Works of Frederick Engels 1884
The Origin of the Family, Private Property and the State
Written: March-May, 1884;
First Published: October 1884, in Hottingen-Zurich;
Source: Marx/Engels Selected Works, Volume Three;
Translation: The text is essentially the English translation by Alick
West published in 1942, but it has been revised against the German text as it appeared in MEGA Volume 21, Dietz Verlag 1962, and the spelling of names and other terms has been modernised;
Transcription/Markup: Zodiac/Brian Basgen;
Online Version: Marx/Engels Internet Archive (marxists.org) 1993, 1999, 2000.
Table of Contents:
Introduction
After Marx’s death, in rumaging through Marx’s manuscripts,
Engels came upon Marx’s
precis of Ancient
Society – a book by progressive US scholar Lewis Henry Morgan and published in London
1877. The precis was written between 1880-81 and contained Marx’s numerous
remarks on Morgan as well as passages from other sources.

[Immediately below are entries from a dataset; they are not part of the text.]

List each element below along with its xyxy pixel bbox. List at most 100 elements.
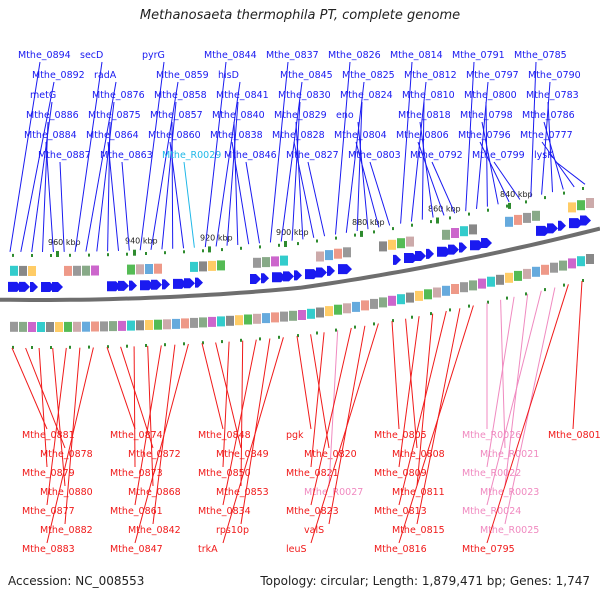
track-tick [259,337,261,341]
leader-line [398,316,420,468]
gene-label-mthe-0846: Mthe_0846 [224,150,277,161]
annotation-block [577,256,585,267]
annotation-block [460,226,468,237]
leader-line [59,161,65,252]
leader-line [345,81,365,233]
track-tick [487,300,489,304]
annotation-block [568,202,576,213]
leader-line [231,141,250,245]
gene-label-mthe-0860: Mthe_0860 [148,130,201,141]
gene-label-mthe-0837: Mthe_0837 [266,50,319,61]
gene-label-mthe-0861: Mthe_0861 [110,506,163,517]
forward-gene-arrow [404,252,418,263]
annotation-block [514,270,522,281]
scale-tick [208,246,211,253]
track-tick [316,239,318,243]
annotation-block [586,198,594,208]
annotation-block [262,313,270,324]
annotation-block [550,262,558,273]
track-tick [12,345,14,349]
track-tick [335,328,337,332]
topology-label: Topology: circular; Length: 1,879,471 bp… [260,574,590,588]
annotation-block [253,313,261,324]
annotation-block [343,303,351,314]
annotation-block [208,316,216,327]
gene-label-mthe-r0024: Mthe_R0024 [462,506,521,517]
gene-label-mthe-0853: Mthe_0853 [216,487,269,498]
leader-line [485,101,488,207]
annotation-block [316,307,324,318]
annotation-block [154,263,162,274]
annotation-block [10,321,18,332]
annotation-block [478,278,486,289]
gene-label-mthe-0783: Mthe_0783 [526,90,579,101]
gene-label-trka: trkA [198,544,218,555]
gene-label-mthe-0808: Mthe_0808 [392,449,445,460]
gene-label-mthe-0799: Mthe_0799 [472,150,525,161]
annotation-block [145,320,153,330]
track-tick [544,196,546,200]
gene-label-mthe-0814: Mthe_0814 [390,50,443,61]
track-tick [468,212,470,216]
track-tick [487,208,489,212]
leader-line [479,141,510,203]
leader-line [541,141,575,188]
leader-line [398,310,447,506]
gene-label-mthe-0873: Mthe_0873 [110,468,163,479]
leader-line [222,337,284,544]
leader-line [20,81,55,252]
leader-line [555,161,586,185]
annotation-block [451,228,459,238]
forward-gene-arrow [283,271,294,282]
track-tick [449,216,451,220]
track-tick [202,341,204,345]
track-tick [335,236,337,240]
leader-line [296,336,312,430]
annotation-block [82,265,90,276]
gene-label-mthe-0857: Mthe_0857 [150,110,203,121]
scale-label: 920 kbp [200,233,233,242]
leader-line [543,121,564,190]
forward-gene-arrow [140,280,154,291]
leader-line [147,345,154,487]
gene-label-mthe-0883: Mthe_0883 [22,544,75,555]
annotation-block [82,321,90,332]
forward-gene-arrow [415,250,426,261]
annotation-block [127,264,135,275]
leader-line [417,141,445,216]
annotation-block [397,238,405,249]
leader-line [139,61,165,251]
scale-tick [360,230,363,237]
gene-label-mthe-0840: Mthe_0840 [212,110,265,121]
gene-label-mthe-0777: Mthe_0777 [520,130,573,141]
gene-label-mthe-0829: Mthe_0829 [274,110,327,121]
gene-label-mthe-0796: Mthe_0796 [458,130,511,141]
annotation-block [307,308,315,319]
track-tick [563,191,565,195]
gene-label-mthe-0811: Mthe_0811 [392,487,445,498]
gene-label-mthe-r0029: Mthe_R0029 [162,150,221,161]
leader-line [222,341,230,468]
leader-line [293,141,315,238]
gene-label-mthe-0868: Mthe_0868 [128,487,181,498]
gene-label-mthe-0838: Mthe_0838 [210,130,263,141]
annotation-block [280,311,288,322]
leader-line [405,318,418,449]
leader-line [46,347,67,506]
leader-line [134,343,189,544]
leader-line [150,81,179,250]
gene-label-mthe-r0025: Mthe_R0025 [480,525,539,536]
forward-gene-arrow [118,280,129,291]
scale-label: 880 kbp [352,218,385,227]
gene-label-mthe-0810: Mthe_0810 [402,90,455,101]
gene-label-mthe-0847: Mthe_0847 [110,544,163,555]
annotation-block [415,290,423,301]
forward-gene-arrow [162,279,170,290]
gene-label-mthe-0797: Mthe_0797 [466,70,519,81]
annotation-block [37,322,45,332]
annotation-block [460,282,468,293]
gene-label-mthe-0823: Mthe_0823 [286,506,339,517]
gene-label-mthe-0876: Mthe_0876 [92,90,145,101]
annotation-block [127,320,135,331]
gene-label-mthe-0792: Mthe_0792 [410,150,463,161]
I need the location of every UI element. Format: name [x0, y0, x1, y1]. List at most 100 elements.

After reading the precis, Engels set out to write a special treatise
– which he saw as fulfilling Marx’s will. Working on the book, he used
Marx’s precis, and some of Morgan’s factual material and conclusions. He
also made use of many and diverse data gleaned in his own studies of the
history of Greece, Rome, Old Ireland, and the Ancient Germans.
It would, of course, become The Origin of the Family, Private
Property and the State – the first edition of which was published
October 1884 in Hottingen-Zurich.
Engels wrote The Origin of the Family, Private Property and the State
in just two months – beginning toward the end of March 1884 and completing
it by the end of May. It focuses on early human history, following the
disintegration of the primitive community and the emergence of a class
society based on private property. Engels looks into the origin and essence
of the state, and concludes it is bound to wither away leaving a classless
society.
Engels: “Along with [the classes] the state will inevitably fall.
Society, which will reorganise production on the basis of a free and equal
association of the producers, will put the whole machinery of state where
it will then belong: into the museum of antiquity, by the side of the spinning-wheel
and the bronze axe.”
In 1890, having gathered new material on the history of primitive
society, Engels set about preparing a new edition of his book. He studied
the latest books on the subject – including those of Russian historian
Maxim Kovalevsky. (The fourth edition, Stuttgart, 1892, was dedicated to
Kovalevsky.) As a result, he introduced a number of changes in his original
text and also considerable insertions.
In 1894, Engels’s book appeared in Russian translation. It was
the first of Engels’s works published legally in Russia. Lenin would later
describe it as “one of the fundamental works of modern socialism.”